If you submitted a proxy by mail, by telephone or on the internet, you may
withdraw it at the Meeting and then vote in person at the Meeting or you may
submit a superseding proxy by mail, by telephone or on the internet.
Q. Has the Fund retained a proxy solicitation firm?
A. Yes, the Fund has hired Shareholder Communications Corporation to assist in
the solicitation of proxies for the Meetings. While the Fund expects most
proxies to be returned by mail, it also may solicit proxies by telephone,
fax, telegraph or personal interview.
Q. What if there are not enough votes to reach a quorum by the scheduled
meeting date?
A. In order to insure that we receive enough votes, we may need to take further
action. We or our proxy solicitation firm may contact you by mail or
telephone. Therefore, we encourage stockholders to vote as soon as they
review the enclosed proxy materials to avoid additional mailings or
telephone calls.
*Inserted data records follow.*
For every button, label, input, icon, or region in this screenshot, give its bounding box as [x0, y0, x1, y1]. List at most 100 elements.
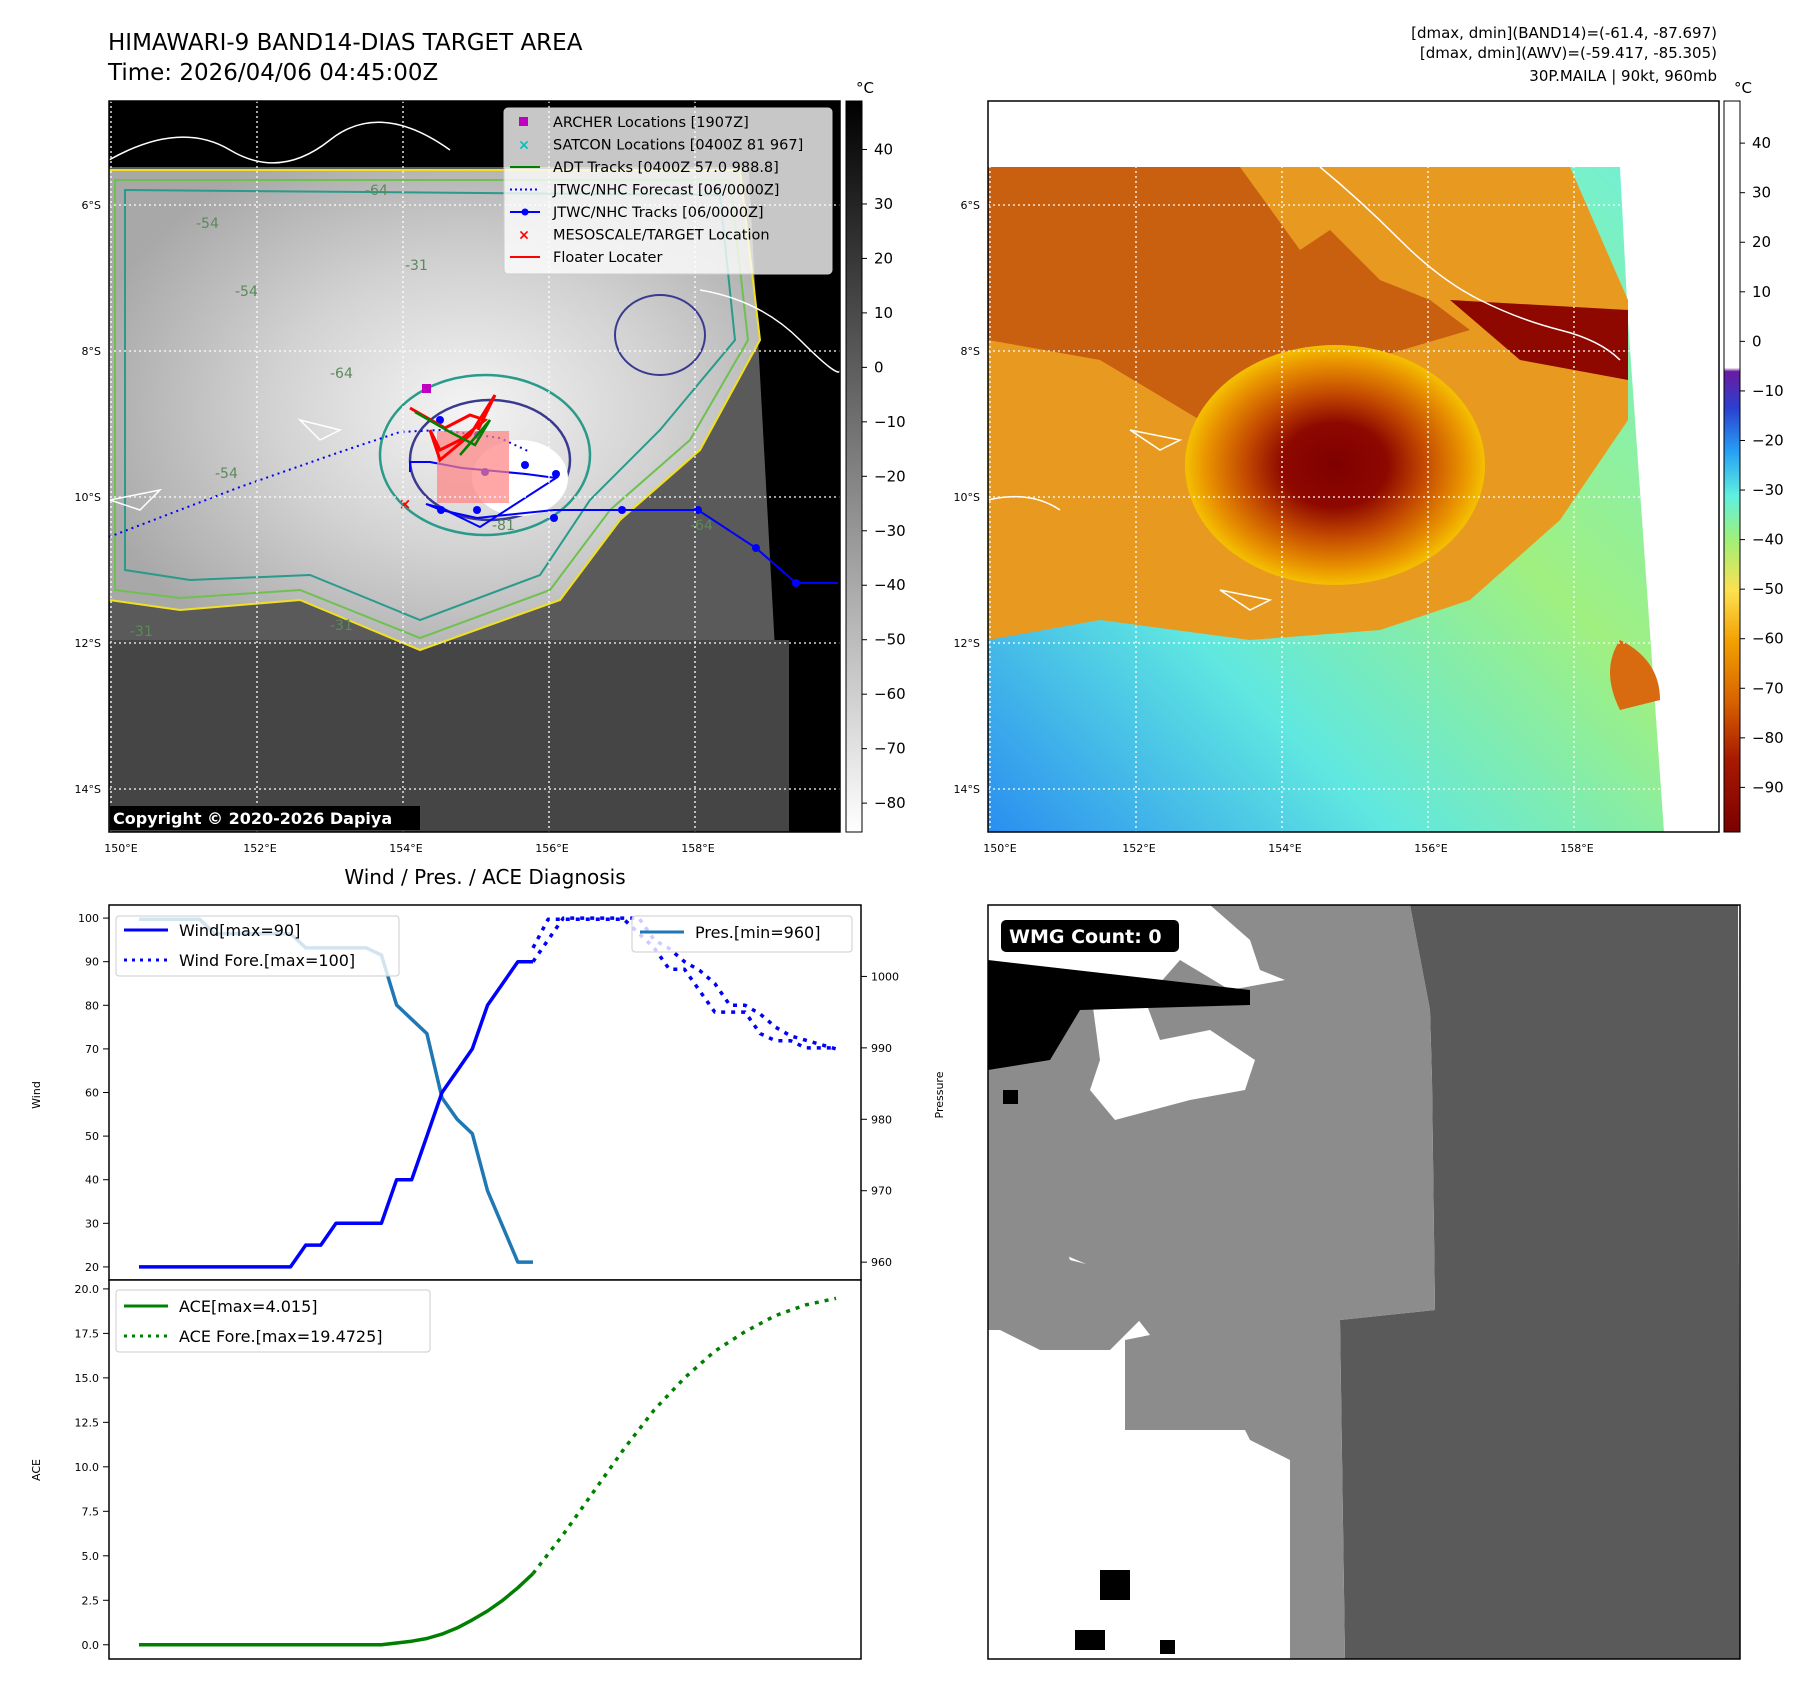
contour-label: -54	[196, 216, 219, 232]
legend-label: MESOSCALE/TARGET Location	[553, 228, 770, 244]
legend-label-wind: Wind[max=90]	[179, 921, 300, 940]
legend-item: × MESOSCALE/TARGET Location	[518, 228, 769, 244]
wmg-black-region-north	[988, 960, 1250, 1070]
gray-colorbar-bar	[845, 100, 863, 833]
northeast-cold-cloud	[1450, 300, 1628, 380]
contour-label: -54	[215, 466, 238, 482]
y-tick-label: 20	[85, 1261, 99, 1274]
pressure-y-ticks: 960 970 980 990 1000	[861, 970, 899, 1269]
legend-box	[503, 107, 833, 275]
coastline-islands	[109, 418, 343, 511]
legend-label-ace: ACE[max=4.015]	[179, 1297, 318, 1316]
floater-locater-path	[409, 394, 497, 463]
target-location: ×	[399, 495, 412, 513]
y-tick-label: 12.5	[75, 1416, 100, 1429]
ir-map-panel: × -64 -54 -64 -54 -31 -64 -31 -54 -31 -8…	[108, 100, 841, 833]
contour-label: -81	[492, 518, 515, 534]
legend-label-pressure: Pres.[min=960]	[695, 923, 820, 942]
cloud-shield	[109, 170, 760, 650]
contour-label: -54	[235, 284, 258, 300]
colorbar-tick-label: −70	[1752, 679, 1784, 697]
colorbar-tick-label: −10	[874, 413, 906, 431]
legend-label: SATCON Locations [0400Z 81 967]	[553, 138, 803, 154]
ace-axis-label: ACE	[30, 1459, 43, 1481]
ace-series-group	[139, 1296, 837, 1647]
y-tick-label: 20.0	[75, 1283, 100, 1296]
diagnosis-title: Wind / Pres. / ACE Diagnosis	[344, 865, 625, 889]
y-tick-label: 17.5	[75, 1327, 100, 1340]
legend-label: JTWC/NHC Tracks [06/0000Z]	[552, 205, 764, 221]
ace-y-ticks: 0.0 2.5 5.0 7.5 10.0 12.5 15.0 17.5 20.0	[75, 1283, 109, 1652]
contour-label: -64	[690, 518, 713, 534]
pressure-forecast-series	[531, 917, 836, 1050]
y-tick-label: 50	[85, 1130, 99, 1143]
contour-label: -31	[330, 618, 353, 634]
storm-info: 30P.MAILA | 90kt, 960mb	[1529, 67, 1717, 85]
color-colorbar-ticks: 40 30 20 10 0 −10 −20 −30 −40 −50 −60 −70 −80 −90	[1740, 134, 1784, 796]
lat-label: 14°S	[75, 783, 101, 796]
legend-item: JTWC/NHC Forecast [06/0000Z]	[510, 183, 779, 199]
colorbar-tick-label: 30	[874, 195, 893, 213]
ace-chart: ACE 0.0 2.5 5.0 7.5 10.0 12.5 15.0 17.5 20.0 ACE…	[30, 1279, 862, 1660]
y2-tick-label: 960	[871, 1256, 892, 1269]
wind-y-ticks: 20 30 40 50 60 70 80 90 100	[78, 912, 109, 1274]
colorbar-tick-label: −30	[874, 522, 906, 540]
ace-legend: ACE[max=4.015] ACE Fore.[max=19.4725]	[115, 1289, 431, 1353]
y-tick-label: 2.5	[82, 1594, 100, 1607]
legend-item: JTWC/NHC Tracks [06/0000Z]	[510, 205, 764, 221]
wmg-panel: WMG Count: 0	[987, 904, 1741, 1660]
lat-label: 14°S	[954, 783, 980, 796]
lat-label: 12°S	[75, 637, 101, 650]
wind-pressure-chart: Wind Pressure 20 30 40 50 60 70 80 90 100 960 970…	[30, 904, 946, 1281]
colorbar-tick-label: 0	[1752, 332, 1762, 350]
colorbar-unit: °C	[1734, 79, 1752, 97]
wmg-black-patch	[1003, 1090, 1018, 1104]
legend-label: ADT Tracks [0400Z 57.0 988.8]	[553, 160, 779, 176]
y-tick-label: 100	[78, 912, 99, 925]
map2-frame	[987, 100, 1720, 833]
y-tick-label: 30	[85, 1217, 99, 1230]
lon-label: 152°E	[243, 842, 276, 855]
colorbar-tick-label: −20	[874, 467, 906, 485]
lon-label: 150°E	[983, 842, 1016, 855]
map2-lon-labels: 150°E 152°E 154°E 156°E 158°E	[983, 842, 1593, 855]
figure-time: Time: 2026/04/06 04:45:00Z	[107, 60, 438, 86]
colorbar-tick-label: 0	[874, 358, 884, 376]
colorbar-tick-label: −60	[874, 685, 906, 703]
legend-label-ace-forecast: ACE Fore.[max=19.4725]	[179, 1327, 383, 1346]
wmg-count-label: WMG Count: 0	[1009, 926, 1162, 948]
map1-lon-labels: 150°E 152°E 154°E 156°E 158°E	[104, 842, 714, 855]
wind-legend-box	[115, 915, 400, 977]
lat-label: 6°S	[961, 199, 980, 212]
ace-legend-box	[115, 1289, 431, 1353]
map2-coastline-islands	[988, 429, 1273, 611]
contour-green	[114, 179, 750, 640]
color-colorbar-bar	[1723, 100, 1741, 833]
wind-legend: Wind[max=90] Wind Fore.[max=100] Pres.[m…	[115, 915, 853, 977]
y-tick-label: 60	[85, 1087, 99, 1100]
legend-item: ADT Tracks [0400Z 57.0 988.8]	[510, 160, 779, 176]
contour-31-yellow	[109, 169, 762, 652]
y-tick-label: 10.0	[75, 1461, 100, 1474]
legend-marker-x: ×	[518, 228, 530, 244]
lat-label: 12°S	[954, 637, 980, 650]
legend-label: JTWC/NHC Forecast [06/0000Z]	[552, 183, 779, 199]
awv-range: [dmax, dmin](AWV)=(-59.417, -85.305)	[1420, 44, 1717, 62]
lat-label: 8°S	[82, 345, 101, 358]
colorbar-tick-label: −80	[1752, 729, 1784, 747]
pressure-axis-label: Pressure	[933, 1071, 946, 1118]
legend-item: Floater Locater	[510, 250, 662, 266]
southeast-cloud	[1610, 640, 1660, 710]
color-colorbar: °C 40 30 20 10 0 −10 −20 −30 −40 −50 −60 −70 −80 −90	[1723, 79, 1784, 833]
colorbar-tick-label: −50	[874, 631, 906, 649]
lon-label: 156°E	[1414, 842, 1447, 855]
colorbar-tick-label: −30	[1752, 481, 1784, 499]
legend-label: ARCHER Locations [1907Z]	[553, 115, 749, 131]
legend-item: × SATCON Locations [0400Z 81 967]	[518, 138, 803, 154]
map1-lat-labels: 6°S 8°S 10°S 12°S 14°S	[75, 199, 101, 796]
ace-series	[139, 1572, 535, 1647]
pressure-legend-box	[631, 915, 853, 953]
wmg-black-patch	[1075, 1630, 1105, 1650]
If enough shares are not represented at the Meetings for a
quorum or a quorum is present but there are not sufficient votes to approve
the proposal by the time of each Stockholder's Meeting on December 15, 1999,
one or more of the Meetings may be adjourned to permit further solicitation
of proxy votes.
Q. What is the Board's recommendation on the Reorganization proposal?
A. The Board of Directors of each Fund believes the Reorganization is in the
best interests of the Fund's stockholders. Your Board of Directors
encourages you to vote FOR the Reorganization.